OnLive under new management, will continue service

18.08.2012
Cloud gaming service OnLive has been acquired by a new owner, it said Friday. The move meant an unknown number of staff were laid off, but the company pledged to continue its operations.

"The assets of OnLive have been acquired into a newly-formed company and is backed by substantial funding, and which will continue to operate the OnLive Game and Desktop services, as well as support all of OnLive's apps and devices, as well as game, productivity and enterprise partnerships," the company said in a statement.

"The new company is hiring a large percentage of OnLive, Inc.'s staff across all departments and plans to continue to hire substantially more people, including additional OnLive employees. All previously announced products and services, including those in the works, will continue and there is no expected interruption of any OnLive services," it said.

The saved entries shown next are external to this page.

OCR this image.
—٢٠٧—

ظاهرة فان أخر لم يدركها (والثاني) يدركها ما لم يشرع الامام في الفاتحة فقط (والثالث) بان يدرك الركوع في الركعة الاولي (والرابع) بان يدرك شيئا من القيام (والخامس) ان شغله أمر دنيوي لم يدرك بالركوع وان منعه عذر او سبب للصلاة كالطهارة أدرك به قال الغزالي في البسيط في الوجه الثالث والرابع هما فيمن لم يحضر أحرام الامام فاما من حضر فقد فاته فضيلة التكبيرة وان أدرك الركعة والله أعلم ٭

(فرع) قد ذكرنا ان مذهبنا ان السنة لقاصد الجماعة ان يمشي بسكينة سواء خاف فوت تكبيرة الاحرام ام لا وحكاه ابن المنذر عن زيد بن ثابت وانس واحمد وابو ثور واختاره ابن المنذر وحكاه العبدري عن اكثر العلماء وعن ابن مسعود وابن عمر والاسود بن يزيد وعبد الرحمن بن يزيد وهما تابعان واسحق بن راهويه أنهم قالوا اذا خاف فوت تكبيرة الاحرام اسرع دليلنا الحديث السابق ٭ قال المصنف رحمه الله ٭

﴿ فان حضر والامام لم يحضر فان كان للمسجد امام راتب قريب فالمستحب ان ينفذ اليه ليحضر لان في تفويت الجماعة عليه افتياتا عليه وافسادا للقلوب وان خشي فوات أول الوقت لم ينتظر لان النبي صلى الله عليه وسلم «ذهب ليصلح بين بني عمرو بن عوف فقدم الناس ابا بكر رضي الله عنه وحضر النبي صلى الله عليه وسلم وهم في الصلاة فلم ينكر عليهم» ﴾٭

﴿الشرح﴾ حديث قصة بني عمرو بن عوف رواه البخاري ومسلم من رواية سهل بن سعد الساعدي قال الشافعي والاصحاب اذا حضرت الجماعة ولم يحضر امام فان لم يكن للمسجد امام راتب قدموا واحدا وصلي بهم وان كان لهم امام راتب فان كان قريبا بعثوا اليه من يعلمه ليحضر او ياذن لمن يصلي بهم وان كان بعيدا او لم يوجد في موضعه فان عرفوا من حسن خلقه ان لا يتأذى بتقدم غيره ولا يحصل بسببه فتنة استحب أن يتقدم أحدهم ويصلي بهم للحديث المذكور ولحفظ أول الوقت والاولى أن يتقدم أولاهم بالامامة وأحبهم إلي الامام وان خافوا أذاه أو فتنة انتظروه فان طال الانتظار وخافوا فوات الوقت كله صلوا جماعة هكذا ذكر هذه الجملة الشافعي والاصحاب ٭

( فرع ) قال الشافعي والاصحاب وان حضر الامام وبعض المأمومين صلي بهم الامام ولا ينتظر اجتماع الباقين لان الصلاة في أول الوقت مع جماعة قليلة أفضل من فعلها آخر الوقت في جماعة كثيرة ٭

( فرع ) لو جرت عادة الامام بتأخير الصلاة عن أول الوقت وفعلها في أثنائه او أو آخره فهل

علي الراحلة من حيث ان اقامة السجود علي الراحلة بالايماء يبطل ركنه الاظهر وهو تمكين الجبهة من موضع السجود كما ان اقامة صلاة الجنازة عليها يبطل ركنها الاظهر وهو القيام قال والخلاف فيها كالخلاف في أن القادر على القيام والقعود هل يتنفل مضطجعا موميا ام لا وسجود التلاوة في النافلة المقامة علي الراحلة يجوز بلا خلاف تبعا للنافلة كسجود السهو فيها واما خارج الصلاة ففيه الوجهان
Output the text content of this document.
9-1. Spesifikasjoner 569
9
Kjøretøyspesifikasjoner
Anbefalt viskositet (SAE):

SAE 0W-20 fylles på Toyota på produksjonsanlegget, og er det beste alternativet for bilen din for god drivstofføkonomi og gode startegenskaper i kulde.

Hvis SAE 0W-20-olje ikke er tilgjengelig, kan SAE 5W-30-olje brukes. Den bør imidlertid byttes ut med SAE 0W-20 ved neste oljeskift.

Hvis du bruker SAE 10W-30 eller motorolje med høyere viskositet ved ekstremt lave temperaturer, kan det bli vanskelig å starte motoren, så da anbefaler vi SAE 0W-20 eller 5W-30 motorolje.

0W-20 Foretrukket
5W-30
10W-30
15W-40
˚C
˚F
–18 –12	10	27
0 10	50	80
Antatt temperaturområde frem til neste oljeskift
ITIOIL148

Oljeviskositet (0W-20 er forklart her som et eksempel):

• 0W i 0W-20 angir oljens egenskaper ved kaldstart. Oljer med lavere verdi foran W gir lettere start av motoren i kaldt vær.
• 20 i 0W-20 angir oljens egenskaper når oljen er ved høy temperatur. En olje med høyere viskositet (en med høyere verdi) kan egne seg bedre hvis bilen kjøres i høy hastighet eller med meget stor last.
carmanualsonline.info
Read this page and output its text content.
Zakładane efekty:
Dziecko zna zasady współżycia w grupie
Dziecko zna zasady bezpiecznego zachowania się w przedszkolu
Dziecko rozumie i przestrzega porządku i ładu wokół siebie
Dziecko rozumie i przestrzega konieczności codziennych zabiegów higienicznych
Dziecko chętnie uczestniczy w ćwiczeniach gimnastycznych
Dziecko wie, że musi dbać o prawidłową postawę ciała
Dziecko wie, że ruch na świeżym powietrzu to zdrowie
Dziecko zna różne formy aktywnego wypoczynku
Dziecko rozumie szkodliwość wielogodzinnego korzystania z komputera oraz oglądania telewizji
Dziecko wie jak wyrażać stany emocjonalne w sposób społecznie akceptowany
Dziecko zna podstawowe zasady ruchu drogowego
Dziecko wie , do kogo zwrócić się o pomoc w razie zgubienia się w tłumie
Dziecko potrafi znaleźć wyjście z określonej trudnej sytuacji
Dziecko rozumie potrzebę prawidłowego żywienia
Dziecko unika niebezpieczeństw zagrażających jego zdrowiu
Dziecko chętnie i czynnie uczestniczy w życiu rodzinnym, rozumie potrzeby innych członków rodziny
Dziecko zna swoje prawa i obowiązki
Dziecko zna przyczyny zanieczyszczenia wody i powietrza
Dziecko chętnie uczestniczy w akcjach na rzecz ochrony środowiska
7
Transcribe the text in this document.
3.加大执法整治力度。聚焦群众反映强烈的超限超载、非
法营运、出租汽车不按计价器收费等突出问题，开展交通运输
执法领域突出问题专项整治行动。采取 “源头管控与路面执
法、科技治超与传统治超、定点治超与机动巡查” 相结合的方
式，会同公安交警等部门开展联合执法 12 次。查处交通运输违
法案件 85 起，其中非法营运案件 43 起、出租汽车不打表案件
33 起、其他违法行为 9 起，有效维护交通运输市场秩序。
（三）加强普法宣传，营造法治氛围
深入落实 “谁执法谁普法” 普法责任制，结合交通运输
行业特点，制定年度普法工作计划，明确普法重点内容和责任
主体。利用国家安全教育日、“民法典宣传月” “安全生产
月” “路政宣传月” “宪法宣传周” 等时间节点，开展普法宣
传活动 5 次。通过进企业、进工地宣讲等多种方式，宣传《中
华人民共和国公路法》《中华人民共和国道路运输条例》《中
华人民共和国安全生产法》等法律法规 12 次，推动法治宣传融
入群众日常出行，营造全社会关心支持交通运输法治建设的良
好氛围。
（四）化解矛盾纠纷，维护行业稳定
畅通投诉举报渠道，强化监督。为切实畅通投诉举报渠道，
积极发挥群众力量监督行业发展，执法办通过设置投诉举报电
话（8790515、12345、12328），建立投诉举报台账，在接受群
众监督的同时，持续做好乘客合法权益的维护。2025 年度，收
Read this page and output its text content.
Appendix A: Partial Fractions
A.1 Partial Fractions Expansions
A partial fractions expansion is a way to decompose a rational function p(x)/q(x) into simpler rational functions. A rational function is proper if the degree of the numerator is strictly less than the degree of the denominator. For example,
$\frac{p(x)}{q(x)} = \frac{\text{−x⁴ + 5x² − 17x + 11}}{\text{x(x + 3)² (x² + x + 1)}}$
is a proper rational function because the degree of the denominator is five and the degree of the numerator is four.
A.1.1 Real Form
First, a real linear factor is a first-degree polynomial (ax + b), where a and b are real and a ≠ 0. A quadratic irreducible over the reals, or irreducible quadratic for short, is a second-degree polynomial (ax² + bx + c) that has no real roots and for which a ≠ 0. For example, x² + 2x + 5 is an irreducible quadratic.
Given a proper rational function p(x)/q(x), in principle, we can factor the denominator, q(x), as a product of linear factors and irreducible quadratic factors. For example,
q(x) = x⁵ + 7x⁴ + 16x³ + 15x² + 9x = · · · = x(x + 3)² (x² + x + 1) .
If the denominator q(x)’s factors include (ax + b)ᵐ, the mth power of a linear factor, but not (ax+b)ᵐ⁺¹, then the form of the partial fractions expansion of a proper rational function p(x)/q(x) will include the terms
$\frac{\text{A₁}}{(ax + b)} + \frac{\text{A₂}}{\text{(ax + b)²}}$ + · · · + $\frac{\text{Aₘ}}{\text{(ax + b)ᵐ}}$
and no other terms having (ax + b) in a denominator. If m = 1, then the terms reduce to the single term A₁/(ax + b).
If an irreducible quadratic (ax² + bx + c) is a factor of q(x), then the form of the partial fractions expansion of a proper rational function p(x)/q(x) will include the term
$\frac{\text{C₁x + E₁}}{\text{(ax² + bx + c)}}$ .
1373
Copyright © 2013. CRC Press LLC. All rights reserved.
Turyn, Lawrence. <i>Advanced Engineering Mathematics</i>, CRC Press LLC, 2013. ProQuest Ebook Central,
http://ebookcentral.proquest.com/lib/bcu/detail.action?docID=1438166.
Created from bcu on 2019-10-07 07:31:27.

A company spokeswoman declined to provide more information to a small group of reporters outside the company's Palo Alto headquarters.

News of changes at the company came first on Friday morning when "Their employees are sending out emails that  will be closed by the end of the day."

The tweet was quickly spread across the web and no information from OnLive was forthcoming.

Around 2pm some employees were seen leaving the building carrying packing boxes. Others entered and still more could be seen inside but no one had anything to say.

One person entering the building, when asked if he worked for OnLive, paused apparently unsure of how to answer the question, then said "Kinda ... sorta." He declined to say anything about what staff had been told.

One woman, a box in her arms, stopped as she left the building to say goodbye to a colleague who was entering.

A large pile of moving boxes sits in the building's basement parking garage.

OnLive operates an on-demand video gaming service that streams games to users via a TV adapter. The company runs the games on its server in the cloud so users don't require complex gaming hardware at home. OnLive's backers include Warner Bros., Autodesk, Maverick Capital, AT&T, British Telecom and The Belgacom Group.